One of the things you have to understand in this important area is the issue of different workplace cultures. The way that workers approach their workplace in the hospital is totally different from the workplace culture in the Chief Minister's Department or out there in municipal services, or, for that matter, on our buses. We have to have workplace agreements that reflect the culture of that workplace. If we do not do that the approach, the needs and the aspirations of our employees simply will not be met. The sorts of things you need to make a happy, enjoyable and fulfilling workplace in different areas of the ACT Government Service will be, by their very nature, different.

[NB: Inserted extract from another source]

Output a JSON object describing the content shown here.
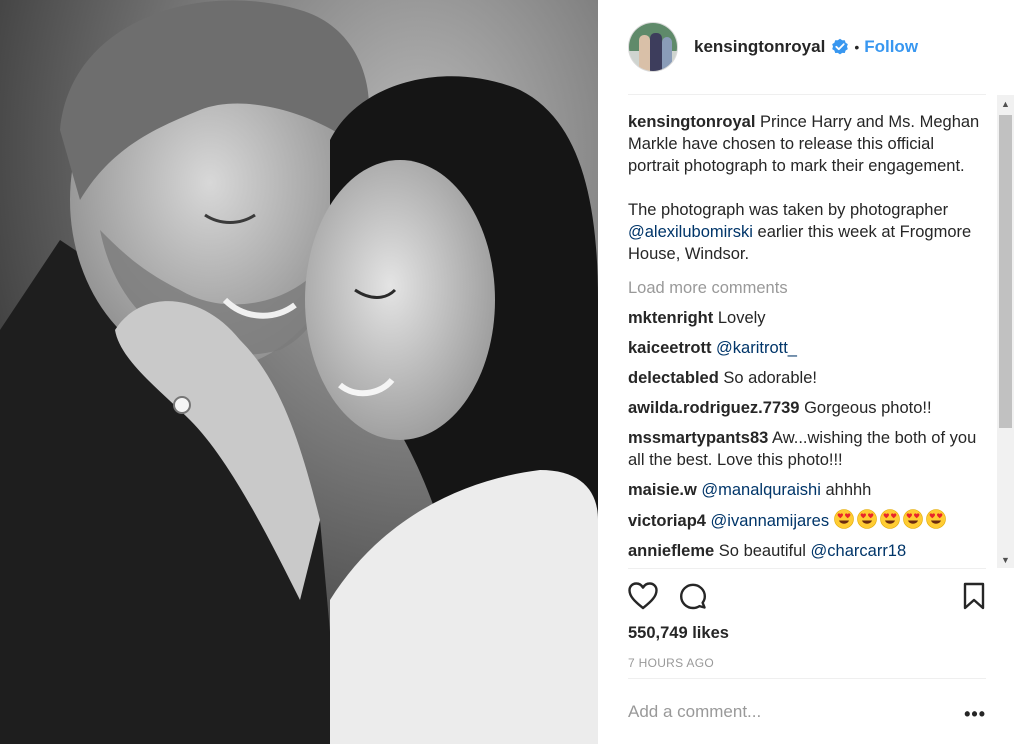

The things that should not be different are issues such as EEO, maternity leave, parental leave and base pay rates. Those sorts of issues must be left in place, to ensure that we have fairness and equity right across the board, and they will be. They are in our current enterprise offer. We have maintained core terms and conditions and base pay in our offer. All of the issues that have been brought up, that some people in the ACT Government Service will somehow be horribly disadvantaged by this approach, simply cannot be, because we are maintaining base pay and core conditions. That is already on the table, right now. Fairness and equity is there.

The other approach that ensures that fairness and equity will be continued is that we have written into our budget 1.3 per cent over 21/2 years; not over three years, over 21/2 years. That means that we have complied with the Federal Government's approach of the flat $8 a week. So the safety net is there. That is the amount that the Federal Government believes is appropriate to ensure that there are no losers. The no losers clause is already in this initial offer. What we are now looking to negotiate with the union movement is on top of that $8 flat. It is what we can do in individual workplaces to top that up. We believe that it should not be too difficult in most workplaces to come up with another 2 per cent. That would create 5.9 per cent over the 21/2 years, and that is in line with the Commonwealth Government's approach.